There are days when all this dog and cat caregiving get to me. I’d rather read the paper in peace some mornings than grab the leash, go out for a walk and wait for Lucy to pee or poop. Bennie, meanwhile, wakes us at 4:30 to be fed. I do the duty and go back to bed.
I was previously a dog dad to our family pet Chuck, the Schnoodle mix that my son saved from the streets of Chicago. That pupper is going on twelve years old now and lives with my daughter Emily.
But even these pups and kitties are not enough for me in this world. I ask permission to pet many a dog when I’m out and about. Sometimes the owners say, “They don’t usually like strangers. They don’t seem to mind you.”
That’s the biggest compliment one can get. To be something other than a threat in this world may be a small achievement in the scope of things. Yet if more people had the character to show kindness toward others we would all be better off for it.

The cats and dogs that need a home in this world are a testament to the difference between being kind and being a threat to others.
That is not to say that everyone should go out and adopt a dog or cat.
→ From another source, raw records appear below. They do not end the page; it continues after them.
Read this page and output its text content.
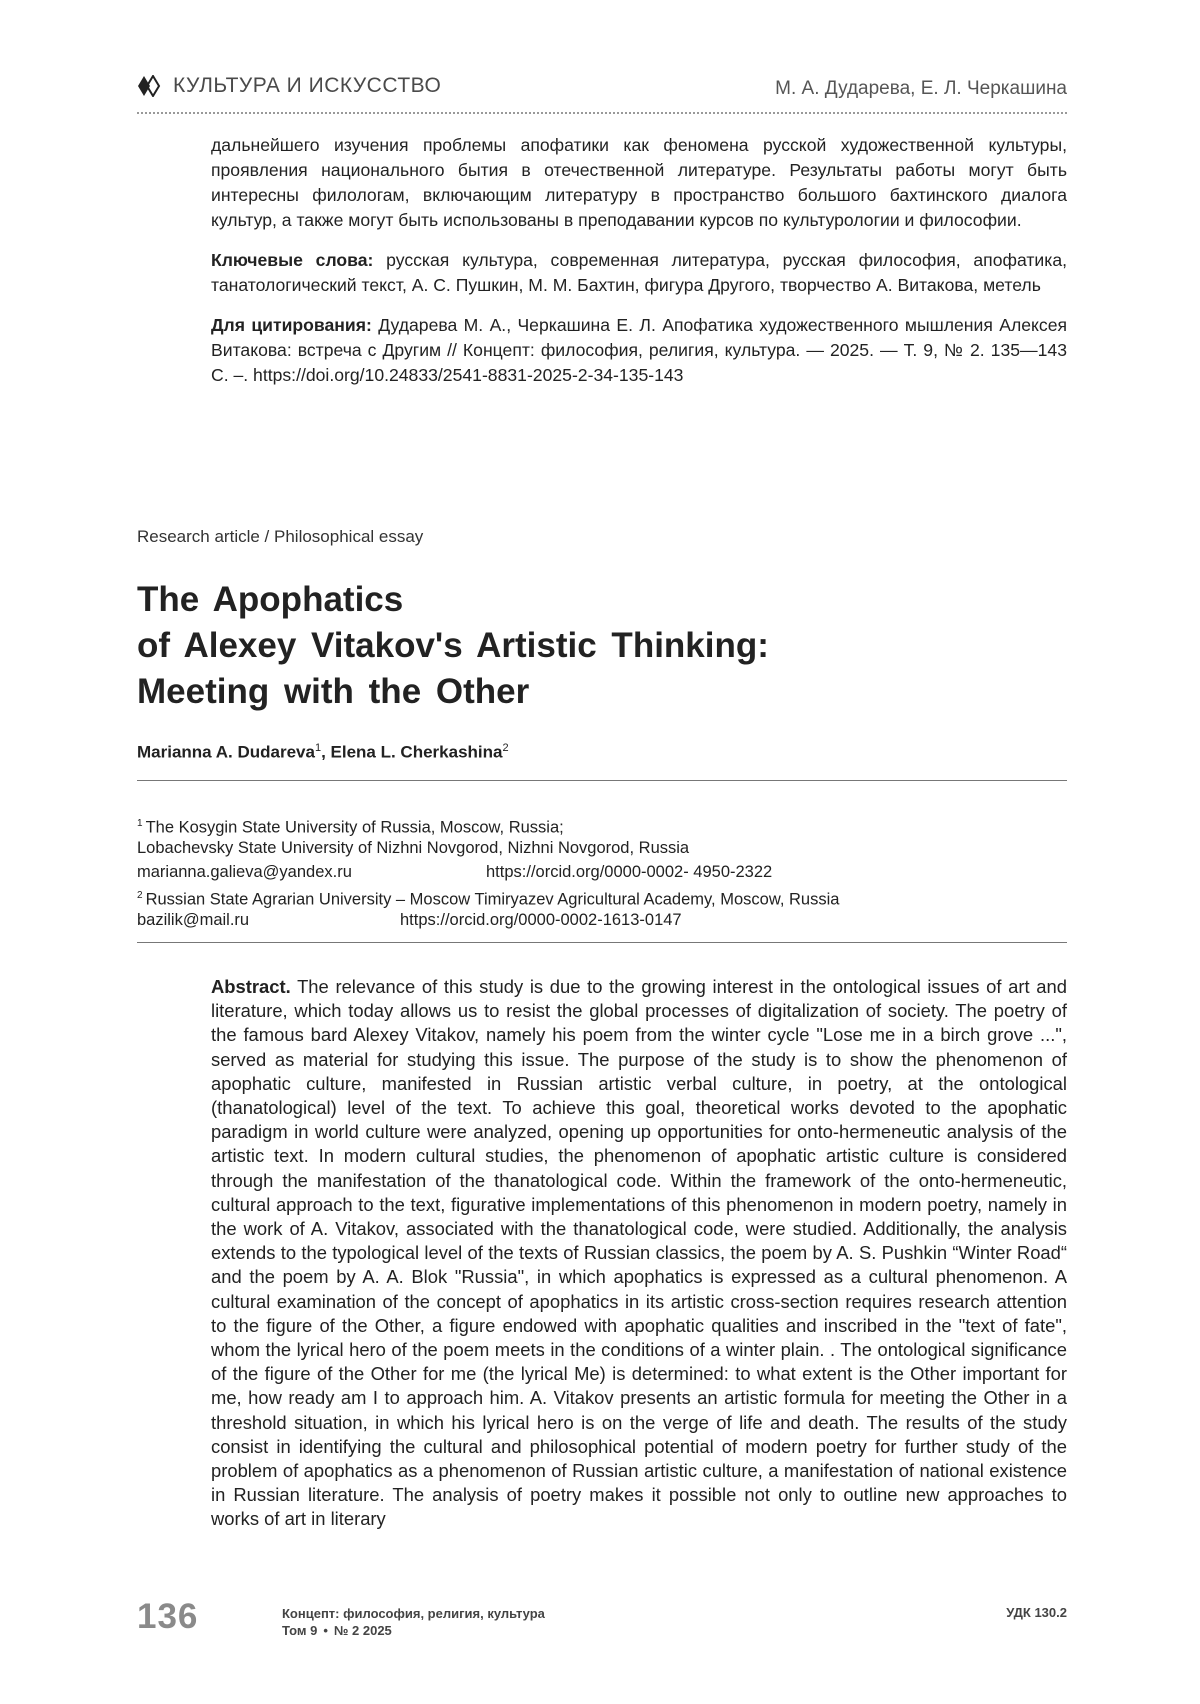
КУЛЬТУРА И ИСКУССТВО	М. А. Дударева, Е. Л. Черкашина

дальнейшего изучения проблемы апофатики как феномена русской художественной культуры, проявления национального бытия в отечественной литературе. Результаты работы могут быть интересны филологам, включающим литературу в пространство большого бахтинского диалога культур, а также могут быть использованы в преподавании курсов по культурологии и философии.

Ключевые слова: русская культура, современная литература, русская философия, апофатика, танатологический текст, А. С. Пушкин, М. М. Бахтин, фигура Другого, творчество А. Витакова, метель

Для цитирования: Дударева М. А., Черкашина Е. Л. Апофатика художественного мышления Алексея Витакова: встреча с Другим // Концепт: философия, религия, культура. — 2025. — Т. 9, № 2. 135—143 С. –. https://doi.org/10.24833/2541-8831-2025-2-34-135-143

Research article / Philosophical essay
The Apophatics
of Alexey Vitakov's Artistic Thinking:
Meeting with the Other
Marianna A. Dudareva$^1$, Elena L. Cherkashina$^2$
$^1$ The Kosygin State University of Russia, Moscow, Russia;
Lobachevsky State University of Nizhni Novgorod, Nizhni Novgorod, Russia
marianna.galieva@yandex.ru	https://orcid.org/0000-0002- 4950-2322
$^2$ Russian State Agrarian University – Moscow Timiryazev Agricultural Academy, Moscow, Russia
bazilik@mail.ru	https://orcid.org/0000-0002-1613-0147

Abstract. The relevance of this study is due to the growing interest in the ontological issues of art and literature, which today allows us to resist the global processes of digitalization of society. The poetry of the famous bard Alexey Vitakov, namely his poem from the winter cycle "Lose me in a birch grove ...", served as material for studying this issue. The purpose of the study is to show the phenomenon of apophatic culture, manifested in Russian artistic verbal culture, in poetry, at the ontological (thanatological) level of the text. To achieve this goal, theoretical works devoted to the apophatic paradigm in world culture were analyzed, opening up opportunities for onto-hermeneutic analysis of the artistic text. In modern cultural studies, the phenomenon of apophatic artistic culture is considered through the manifestation of the thanatological code. Within the framework of the onto-hermeneutic, cultural approach to the text, figurative implementations of this phenomenon in modern poetry, namely in the work of A. Vitakov, associated with the thanatological code, were studied. Additionally, the analysis extends to the typological level of the texts of Russian classics, the poem by A. S. Pushkin “Winter Road“ and the poem by A. A. Blok "Russia", in which apophatics is expressed as a cultural phenomenon. A cultural examination of the concept of apophatics in its artistic cross-section requires research attention to the figure of the Other, a figure endowed with apophatic qualities and inscribed in the "text of fate", whom the lyrical hero of the poem meets in the conditions of a winter plain. . The ontological significance of the figure of the Other for me (the lyrical Me) is determined: to what extent is the Other important for me, how ready am I to approach him. A. Vitakov presents an artistic formula for meeting the Other in a threshold situation, in which his lyrical hero is on the verge of life and death. The results of the study consist in identifying the cultural and philosophical potential of modern poetry for further study of the problem of apophatics as a phenomenon of Russian artistic culture, a manifestation of national existence in Russian literature. The analysis of poetry makes it possible not only to outline new approaches to works of art in literary

136	Концепт: философия, религия, культура
Том 9 • № 2 2025
УДК 130.2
But the number of abandoned animals left to fend for themselves, especially in certain states where the problem is rampant, is a clear indication that people are making raw and often selfish decisions about the value of life.
Then there are puppy mills where female dogs serve as breeding labs for commercially profitable pets. Some of those operations are run by people claiming to be almost holy in other aspects of their lives. It’s amazing what money ultimately does to the theology and ideology of so many people.
That harsh reality illustrates the dividing line between the selfish notions of what people expect from animals and what their grasp of humanity really is. I’ve heard many people say there is no gratitude like the loyalty of an animal who knows they were saved. I’ve seen that grace firsthand. Even on my most selfish days––and we all have a few––the only reminder I need to be kinder and more attentive that day is to look in the eyes of these cats and dogs. They teach us to appreciate all that we’ve got in this world.